Hydrocortisone dans le choc septique : définitivement (?) non

L’indication d’un traitement corticoïde dans le choc septique est un serpent de mer qui resurgit régulièrement. Après diverses études non concluantes, un essai publié en 1976 avait conduit à une large prescription des corticoïdes à forte dose sur une durée brève dans les chocs septiques. On assista alors à un retour du balancier et les doses élevées de corticoïdes furent accusées de favoriser les surinfections. De nouveaux essais ont alors été menés avec des posologies plus physiologiques d’hydrocortisone (200 à 300 mg/j). Avec ces protocoles, un bénéfice en terme de survie semblait être démontré en particulier chez les patients ne présentant pas de réponses biologique à l’ACTH. Sur ces bases, confortés par des méta-analyses, plusieurs sociétés savantes de réanimation ont recommandé la prescription de « faibles » doses d’hydrocortisone aux patients demeurant hypotendus après une heure de réanimation bien conduite par remplissage vasculaire et vasopresseurs.

Ces recommandations n’ont pas convaincu tous les réanimateurs, certains aspects méthodologiques de l’étude pivot étant contestés. C’est pourquoi un groupe multicentrique international a remis l’ouvrage sur le métier en entreprenant l’étude CORTICUS.

Pas d’effet sur la mortalité à 28 jours

Quatre cent quatre vingt-dix-neuf patients ayant un choc septique et demeurant hypotendus ou nécessitant des vasopresseurs après au moins une heure de remplissage vasculaire ont été randomisés entre 50 mg d’hydrocortisone par voie intraveineuse toutes les 6 heures pendant 5 jours ou un placebo. Du 6ème au 11ème jour, les doses d’hydrocortisone étaient diminuées graduellement.

Le critère de jugement principal était la mortalité à 28 jours chez les patients ne répondant pas au test à l’ACTH.

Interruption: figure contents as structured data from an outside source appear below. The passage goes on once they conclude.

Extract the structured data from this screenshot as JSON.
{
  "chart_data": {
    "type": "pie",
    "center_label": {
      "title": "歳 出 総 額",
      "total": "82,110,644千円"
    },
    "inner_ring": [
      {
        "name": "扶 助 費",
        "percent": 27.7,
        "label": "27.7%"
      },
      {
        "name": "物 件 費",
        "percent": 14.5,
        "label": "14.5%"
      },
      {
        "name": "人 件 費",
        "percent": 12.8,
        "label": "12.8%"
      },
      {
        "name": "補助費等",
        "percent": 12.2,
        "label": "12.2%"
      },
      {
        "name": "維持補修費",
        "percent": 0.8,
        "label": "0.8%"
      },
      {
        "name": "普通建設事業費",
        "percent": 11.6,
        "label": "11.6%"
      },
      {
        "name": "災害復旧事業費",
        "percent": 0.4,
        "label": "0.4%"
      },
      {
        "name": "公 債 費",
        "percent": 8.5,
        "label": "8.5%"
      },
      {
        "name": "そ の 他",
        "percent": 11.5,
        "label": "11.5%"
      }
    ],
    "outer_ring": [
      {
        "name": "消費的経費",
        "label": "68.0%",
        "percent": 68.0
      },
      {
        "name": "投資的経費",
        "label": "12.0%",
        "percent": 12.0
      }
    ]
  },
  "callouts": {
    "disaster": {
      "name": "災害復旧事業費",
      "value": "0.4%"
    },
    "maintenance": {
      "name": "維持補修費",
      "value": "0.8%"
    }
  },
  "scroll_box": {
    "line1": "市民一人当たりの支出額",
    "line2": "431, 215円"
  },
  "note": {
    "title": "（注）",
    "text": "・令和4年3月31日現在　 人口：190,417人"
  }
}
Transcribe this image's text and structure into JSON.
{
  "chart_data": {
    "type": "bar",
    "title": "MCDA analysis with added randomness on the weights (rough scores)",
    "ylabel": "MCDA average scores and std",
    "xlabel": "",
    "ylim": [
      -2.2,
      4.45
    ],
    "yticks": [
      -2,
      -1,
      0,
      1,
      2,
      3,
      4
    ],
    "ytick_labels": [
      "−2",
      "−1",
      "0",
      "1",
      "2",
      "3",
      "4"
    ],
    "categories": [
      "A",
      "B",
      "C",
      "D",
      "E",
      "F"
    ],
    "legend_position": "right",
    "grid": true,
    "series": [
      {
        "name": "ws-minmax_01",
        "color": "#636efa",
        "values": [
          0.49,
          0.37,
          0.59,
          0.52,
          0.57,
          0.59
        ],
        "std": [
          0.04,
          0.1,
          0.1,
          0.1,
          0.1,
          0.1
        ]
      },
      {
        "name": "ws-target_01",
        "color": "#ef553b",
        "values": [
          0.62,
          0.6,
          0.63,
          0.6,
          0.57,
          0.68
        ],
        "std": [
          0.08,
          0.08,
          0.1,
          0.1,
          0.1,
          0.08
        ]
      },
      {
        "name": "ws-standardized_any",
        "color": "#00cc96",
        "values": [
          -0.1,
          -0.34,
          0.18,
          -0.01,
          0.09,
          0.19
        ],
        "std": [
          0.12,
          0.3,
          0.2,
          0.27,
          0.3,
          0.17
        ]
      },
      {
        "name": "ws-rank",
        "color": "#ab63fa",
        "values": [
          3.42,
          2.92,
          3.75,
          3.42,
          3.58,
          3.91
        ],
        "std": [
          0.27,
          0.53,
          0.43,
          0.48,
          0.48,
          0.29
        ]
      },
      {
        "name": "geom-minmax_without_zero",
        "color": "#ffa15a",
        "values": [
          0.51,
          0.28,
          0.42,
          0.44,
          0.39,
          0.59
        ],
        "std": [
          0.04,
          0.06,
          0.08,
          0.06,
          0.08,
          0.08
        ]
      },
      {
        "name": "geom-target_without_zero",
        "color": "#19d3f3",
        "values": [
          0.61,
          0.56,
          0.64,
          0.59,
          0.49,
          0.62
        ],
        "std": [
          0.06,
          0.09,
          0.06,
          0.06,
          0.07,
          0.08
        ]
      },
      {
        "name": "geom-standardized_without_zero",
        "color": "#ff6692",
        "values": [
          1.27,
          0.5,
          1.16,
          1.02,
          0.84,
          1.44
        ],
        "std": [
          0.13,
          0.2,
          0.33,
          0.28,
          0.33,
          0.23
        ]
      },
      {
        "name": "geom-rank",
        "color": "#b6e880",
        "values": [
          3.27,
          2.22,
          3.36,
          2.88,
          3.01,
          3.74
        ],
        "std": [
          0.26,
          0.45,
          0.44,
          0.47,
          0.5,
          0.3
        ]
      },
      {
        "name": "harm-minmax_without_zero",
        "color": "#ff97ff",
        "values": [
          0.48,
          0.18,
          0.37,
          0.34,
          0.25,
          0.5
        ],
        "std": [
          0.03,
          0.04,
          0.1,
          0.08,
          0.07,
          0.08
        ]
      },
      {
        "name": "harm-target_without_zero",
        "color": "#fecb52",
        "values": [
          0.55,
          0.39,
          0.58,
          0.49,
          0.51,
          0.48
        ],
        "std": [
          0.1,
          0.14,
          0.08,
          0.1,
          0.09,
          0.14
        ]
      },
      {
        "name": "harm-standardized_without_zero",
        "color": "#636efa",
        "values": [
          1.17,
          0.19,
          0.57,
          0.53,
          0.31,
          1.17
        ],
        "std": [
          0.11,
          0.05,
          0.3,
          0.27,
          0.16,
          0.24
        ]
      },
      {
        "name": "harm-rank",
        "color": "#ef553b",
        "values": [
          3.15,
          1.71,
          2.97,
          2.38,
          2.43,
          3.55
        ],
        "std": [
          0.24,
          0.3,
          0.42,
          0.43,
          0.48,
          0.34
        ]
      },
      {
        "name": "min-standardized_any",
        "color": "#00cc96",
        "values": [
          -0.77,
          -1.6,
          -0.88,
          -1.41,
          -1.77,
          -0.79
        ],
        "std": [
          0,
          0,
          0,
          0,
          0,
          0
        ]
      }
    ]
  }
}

Sur les 233 patients qui n’avaient pas répondu à la stimulation surrénale par l’ACTH (qui a priori étaient ceux qui devaient tirer le plus de bénéfice du traitement), la mortalité a été similaire dans le groupe traité (39,2 %) et dans le groupe contrôle (36,1 % ; p=0,69). Il en a été de même chez les 243 patients qui répondaient à l’ACTH (28,8 % de décès dans le groupe hydrocortisone et 28,7 % chez les témoins ; p=1).

Le seul effet favorable imputable au traitement a été une vitesse de disparition du choc plus rapide dans le groupe hydrocortisone (3,3 jours) que dans le groupe contrôle (5,8 jours). Cet avantage a été observé que les malades aient ou non répondu à l’ACTH.

En revanche, les effets secondaires (et en particulier les surinfections et les récidives de choc [+37 %], les hypernatrémies et les hyperglycémies) ont été significativement plus fréquents dans le groupe traité.

Pour CL Sprung et coll., les divergences entre les résultats négatifs de CORTICUS et les conclusions positives de certaines études antérieures s’expliquent probablement en partie par des problèmes méthodologiques qui entachaient la qualité de ces dernières. 

Pour les auteurs, sans pouvoir exclure un effet favorable pour le sous groupe de patients traités le plus précocement, l’hydrocortisone ne peut donc plus être recommandée en routine dans le choc septique.

Pour l’éditorialiste du New England Journal of Medicine CORTICUS permet par ailleurs de souligner la faiblesse de certaines recommandations en réanimation qui s’appuient sur des études ou des méta-analyses d’un niveau preuve insuffisant.

Dr Céline Dupin

Références
1) Sprung CL et coll. : Hydrocortisone therapy for patients with septic shock. N Engl J Med 2008; 358: 111-124.
2) Finfer S: Corticosteroids in septic shock. N Engl J Med 2008; 358: 188-190.